Thread: List Sorting Question

Originally Posted by Polystyrene

My question is would it be faster to make a smaller list containing the new data structures, sort it, and then merge it into the larger list.

Yes I believe so, particularly when the number of items being inserted is a fair bit less than the number of items already inserted. Merging-in a sorted run being faster than merging those items in individually, is in fact the principle behind the Strand-Sort sorting algorithm.
Before I got to that sentence, this was in fact going to be my exact suggestion. This assumes a std::list is the best container for the job of course.

If your list is never allowed to have duplicates, then another option is to use a std::set instead of a std::list. The main difference being that it is always sorted. There's also multiset if you do have duplicates.

Originally Posted by Polystyrene

Ok so I tried using the lower_bound function to find the iterator where it should be inserted as whiteflags suggested. However, the program becomes very slow and according to the profiler I am spending 70% of my time performing the iterator++ operator.

As it would. There is not much advantage in using lower_bound with iterators that are not random access. Its first step is to count the number of items in the range, i.e. evaluate std::distance(begin, end) which means iterating over the entire list. So it's not just that it may end up iterating over the entire list, it does explicitly iterate over the entire list before it even starts doing any comparisons. Typically even a linear search is faster than this would be. But if the comparison operator is far slower than iterating and the list is short enough, then it can be a win, but basically it was a poor suggestion.

Originally Posted by whiteflags

The whole point is that it is faster to sort all the unsorted data once than to ensure that the list is always sorted.

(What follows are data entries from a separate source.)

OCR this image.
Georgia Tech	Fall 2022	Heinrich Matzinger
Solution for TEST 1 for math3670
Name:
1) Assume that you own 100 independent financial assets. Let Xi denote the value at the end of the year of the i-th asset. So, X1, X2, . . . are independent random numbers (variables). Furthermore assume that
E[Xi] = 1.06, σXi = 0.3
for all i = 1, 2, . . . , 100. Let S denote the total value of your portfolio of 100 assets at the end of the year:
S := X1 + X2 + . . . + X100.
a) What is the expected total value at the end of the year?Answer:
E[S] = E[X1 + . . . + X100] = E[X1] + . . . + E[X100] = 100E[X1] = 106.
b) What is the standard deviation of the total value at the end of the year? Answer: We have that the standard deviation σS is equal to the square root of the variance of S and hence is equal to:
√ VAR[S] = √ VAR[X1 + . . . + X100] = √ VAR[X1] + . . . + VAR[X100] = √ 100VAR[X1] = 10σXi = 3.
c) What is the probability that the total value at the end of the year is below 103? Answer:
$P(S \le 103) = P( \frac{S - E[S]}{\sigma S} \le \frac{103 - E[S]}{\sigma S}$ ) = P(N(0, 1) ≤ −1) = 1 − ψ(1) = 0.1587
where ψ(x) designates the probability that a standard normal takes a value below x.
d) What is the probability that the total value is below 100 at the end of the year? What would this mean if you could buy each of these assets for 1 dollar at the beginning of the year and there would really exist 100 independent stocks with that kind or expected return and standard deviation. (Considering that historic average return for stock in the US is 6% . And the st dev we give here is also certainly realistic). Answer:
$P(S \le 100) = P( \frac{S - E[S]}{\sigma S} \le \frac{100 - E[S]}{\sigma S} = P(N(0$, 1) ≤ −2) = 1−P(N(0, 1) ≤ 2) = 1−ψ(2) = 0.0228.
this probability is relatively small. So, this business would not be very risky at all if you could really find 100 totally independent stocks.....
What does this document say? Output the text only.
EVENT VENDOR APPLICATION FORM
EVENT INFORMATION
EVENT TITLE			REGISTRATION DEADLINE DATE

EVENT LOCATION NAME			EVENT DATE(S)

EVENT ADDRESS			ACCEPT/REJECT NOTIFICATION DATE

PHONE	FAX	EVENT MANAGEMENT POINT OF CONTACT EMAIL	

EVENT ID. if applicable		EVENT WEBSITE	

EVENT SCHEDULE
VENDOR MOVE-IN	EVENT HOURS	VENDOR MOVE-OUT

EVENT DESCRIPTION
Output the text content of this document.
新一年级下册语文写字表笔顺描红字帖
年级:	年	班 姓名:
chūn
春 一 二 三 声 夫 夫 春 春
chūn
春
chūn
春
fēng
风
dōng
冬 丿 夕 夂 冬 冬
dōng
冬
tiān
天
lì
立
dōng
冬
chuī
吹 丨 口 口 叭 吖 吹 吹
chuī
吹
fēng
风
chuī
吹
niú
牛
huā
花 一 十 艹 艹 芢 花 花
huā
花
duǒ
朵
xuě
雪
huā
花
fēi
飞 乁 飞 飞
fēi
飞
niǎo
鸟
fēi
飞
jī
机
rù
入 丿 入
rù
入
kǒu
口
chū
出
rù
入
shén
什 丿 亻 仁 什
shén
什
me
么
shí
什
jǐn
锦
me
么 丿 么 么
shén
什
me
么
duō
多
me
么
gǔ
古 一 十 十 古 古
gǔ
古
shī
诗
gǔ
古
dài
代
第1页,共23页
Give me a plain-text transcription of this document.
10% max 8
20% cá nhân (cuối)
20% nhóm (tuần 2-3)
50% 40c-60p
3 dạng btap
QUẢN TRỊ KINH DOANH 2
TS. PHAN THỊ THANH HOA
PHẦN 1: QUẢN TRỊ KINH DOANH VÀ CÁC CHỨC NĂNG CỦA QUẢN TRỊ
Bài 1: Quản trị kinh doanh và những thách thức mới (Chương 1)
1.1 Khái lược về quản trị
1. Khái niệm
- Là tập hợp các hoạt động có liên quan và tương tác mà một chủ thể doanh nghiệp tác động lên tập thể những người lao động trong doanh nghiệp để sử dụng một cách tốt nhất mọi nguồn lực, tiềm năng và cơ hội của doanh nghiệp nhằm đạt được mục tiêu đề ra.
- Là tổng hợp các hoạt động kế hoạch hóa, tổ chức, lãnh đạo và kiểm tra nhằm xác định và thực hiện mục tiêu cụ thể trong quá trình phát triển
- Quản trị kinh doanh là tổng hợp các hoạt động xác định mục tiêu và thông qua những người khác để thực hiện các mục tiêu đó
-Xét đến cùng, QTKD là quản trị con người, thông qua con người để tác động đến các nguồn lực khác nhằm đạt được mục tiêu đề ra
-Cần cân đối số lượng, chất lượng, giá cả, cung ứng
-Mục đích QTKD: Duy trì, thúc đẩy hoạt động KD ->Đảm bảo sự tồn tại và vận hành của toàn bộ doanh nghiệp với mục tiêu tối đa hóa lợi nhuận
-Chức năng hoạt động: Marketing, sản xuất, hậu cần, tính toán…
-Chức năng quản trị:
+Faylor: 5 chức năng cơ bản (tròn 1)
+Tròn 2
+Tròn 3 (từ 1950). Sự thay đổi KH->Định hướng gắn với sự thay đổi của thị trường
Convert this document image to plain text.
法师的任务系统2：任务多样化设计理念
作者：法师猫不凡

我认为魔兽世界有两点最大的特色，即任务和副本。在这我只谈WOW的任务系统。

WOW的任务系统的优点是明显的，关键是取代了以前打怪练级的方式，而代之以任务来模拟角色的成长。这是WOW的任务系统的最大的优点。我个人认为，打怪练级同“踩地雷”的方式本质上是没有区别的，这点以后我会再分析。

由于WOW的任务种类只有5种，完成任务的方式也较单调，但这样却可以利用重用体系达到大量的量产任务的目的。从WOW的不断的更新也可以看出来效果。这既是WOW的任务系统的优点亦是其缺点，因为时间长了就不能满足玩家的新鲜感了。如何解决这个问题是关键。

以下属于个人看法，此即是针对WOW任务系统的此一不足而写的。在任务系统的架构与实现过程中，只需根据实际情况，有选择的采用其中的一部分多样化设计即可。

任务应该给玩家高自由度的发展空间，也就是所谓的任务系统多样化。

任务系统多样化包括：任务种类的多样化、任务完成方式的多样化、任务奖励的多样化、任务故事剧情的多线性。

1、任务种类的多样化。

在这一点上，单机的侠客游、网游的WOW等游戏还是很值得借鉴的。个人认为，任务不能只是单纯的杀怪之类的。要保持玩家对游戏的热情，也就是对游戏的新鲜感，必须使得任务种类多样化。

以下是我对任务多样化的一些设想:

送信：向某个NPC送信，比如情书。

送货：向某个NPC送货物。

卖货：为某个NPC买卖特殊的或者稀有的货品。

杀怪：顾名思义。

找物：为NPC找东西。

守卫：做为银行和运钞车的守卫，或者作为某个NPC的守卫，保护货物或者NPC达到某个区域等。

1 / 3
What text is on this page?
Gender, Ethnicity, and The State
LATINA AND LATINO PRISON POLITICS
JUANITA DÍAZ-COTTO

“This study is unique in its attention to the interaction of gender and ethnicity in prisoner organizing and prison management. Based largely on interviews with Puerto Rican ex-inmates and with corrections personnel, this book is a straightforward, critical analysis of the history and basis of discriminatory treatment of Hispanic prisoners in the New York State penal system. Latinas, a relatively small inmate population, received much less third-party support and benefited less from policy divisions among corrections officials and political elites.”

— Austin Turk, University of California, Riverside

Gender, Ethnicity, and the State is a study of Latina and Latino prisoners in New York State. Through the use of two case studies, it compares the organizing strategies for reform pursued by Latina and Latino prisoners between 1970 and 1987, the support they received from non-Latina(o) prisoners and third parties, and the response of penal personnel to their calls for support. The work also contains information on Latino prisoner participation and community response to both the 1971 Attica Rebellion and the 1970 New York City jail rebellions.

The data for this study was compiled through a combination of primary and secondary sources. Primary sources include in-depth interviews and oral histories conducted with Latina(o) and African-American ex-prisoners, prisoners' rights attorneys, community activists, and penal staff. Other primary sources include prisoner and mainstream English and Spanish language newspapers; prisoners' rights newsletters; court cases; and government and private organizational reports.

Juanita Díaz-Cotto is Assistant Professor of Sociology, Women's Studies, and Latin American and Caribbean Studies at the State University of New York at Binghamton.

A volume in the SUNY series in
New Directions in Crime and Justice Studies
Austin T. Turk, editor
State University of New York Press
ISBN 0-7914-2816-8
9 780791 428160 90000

I should clarify that. It just boils down to, don't sort the data it you don't need to access it in sorted order just yet. It does not means that it is faster to re-sort the whole thing each time. On the flipside, not all of the effort it sorting some of the data before it is needed sorted is lost, especialy if you dont throw away the information about which portion is already sorted.

Originally Posted by whiteflags

To loosely answer your question merging two lists and getting a sorted list out of it is a sort, and would be as fast as most other sorts. The only way to know in this case is to profile both strategies that you mention.

That's not the only way to know. A Big-Oh notation anaylsis shows that if the number of items being added is sufficiently less than the number of items already present, then it is faster. I've done this previously and submitted it as an optimisation to the Loki library authors some time ago for their assoc_vector class. It tends toward O(n), whereas a full sort would be O(n*logn).